FedCVU: Federated Learning for Cross-View Video Understanding
This addresses privacy-preserving multi-camera video analysis for applications like surveillance or autonomous systems, with incremental improvements in handling view heterogeneity.
The paper tackled challenges in applying federated learning to cross-view video understanding, such as non-IID data and communication overhead, and proposed FedCVU, which improved unseen-view accuracy while maintaining seen-view performance, outperforming state-of-the-art baselines.

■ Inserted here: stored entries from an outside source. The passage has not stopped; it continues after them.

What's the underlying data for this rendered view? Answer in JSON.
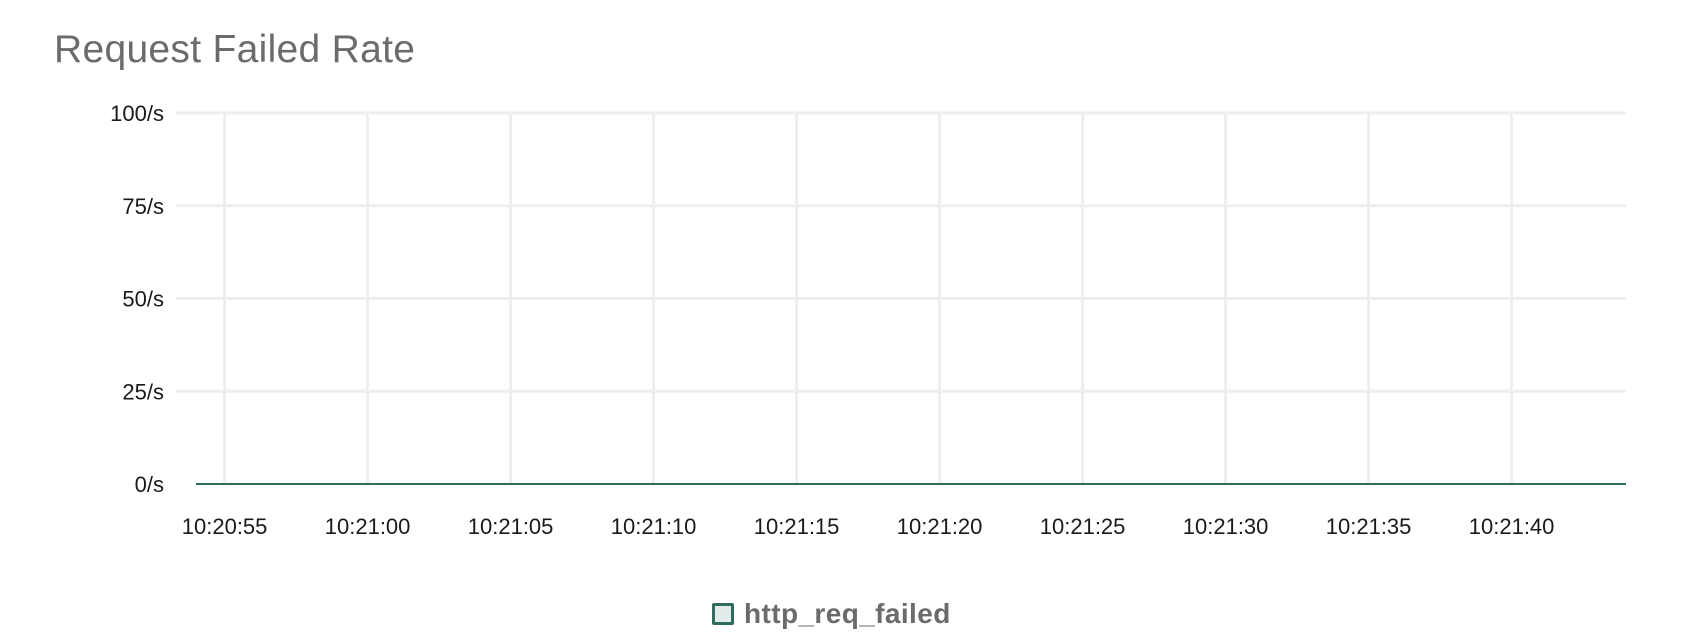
{
  "panel": {
    "title": "Request Failed Rate"
  },
  "chart_data": {
    "type": "line",
    "title": "Request Failed Rate",
    "xlabel": "",
    "ylabel": "",
    "ylim": [
      0,
      100
    ],
    "y_ticks": [
      "0/s",
      "25/s",
      "50/s",
      "75/s",
      "100/s"
    ],
    "y_tick_values": [
      0,
      25,
      50,
      75,
      100
    ],
    "x_ticks": [
      "10:20:55",
      "10:21:00",
      "10:21:05",
      "10:21:10",
      "10:21:15",
      "10:21:20",
      "10:21:25",
      "10:21:30",
      "10:21:35",
      "10:21:40"
    ],
    "x_range": [
      "10:20:54",
      "10:21:44"
    ],
    "grid": true,
    "legend_position": "bottom-center",
    "series": [
      {
        "name": "http_req_failed",
        "color": "#2f6b5e",
        "x": [
          "10:20:54",
          "10:21:44"
        ],
        "values": [
          0,
          0
        ]
      }
    ]
  },
  "legend": {
    "items": [
      {
        "label": "http_req_failed",
        "color": "#2f6b5e"
      }
    ]
  }
}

Federated learning (FL) has emerged as a promising paradigm for privacy-preserving multi-camera video understanding. However, applying FL to cross-view scenarios faces three major challenges: (i) heterogeneous viewpoints and backgrounds lead to highly non-IID client distributions and overfitting to view-specific patterns, (ii) local distribution biases cause misaligned representations that hinder consistent cross-view semantics, and (iii) large video architectures incur prohibitive communication overhead. To address these issues, we propose FedCVU, a federated framework with three components: VS-Norm, which preserves normalization parameters to handle view-specific statistics; CV-Align, a lightweight contrastive regularization module to improve cross-view representation alignment; and SLA, a selective layer aggregation strategy that reduces communication without sacrificing accuracy. Extensive experiments on action understanding and person re-identification tasks under a cross-view protocol demonstrate that FedCVU consistently boosts unseen-view accuracy while maintaining strong seen-view performance, outperforming state-of-the-art FL baselines and showing robustness to domain heterogeneity and communication constraints.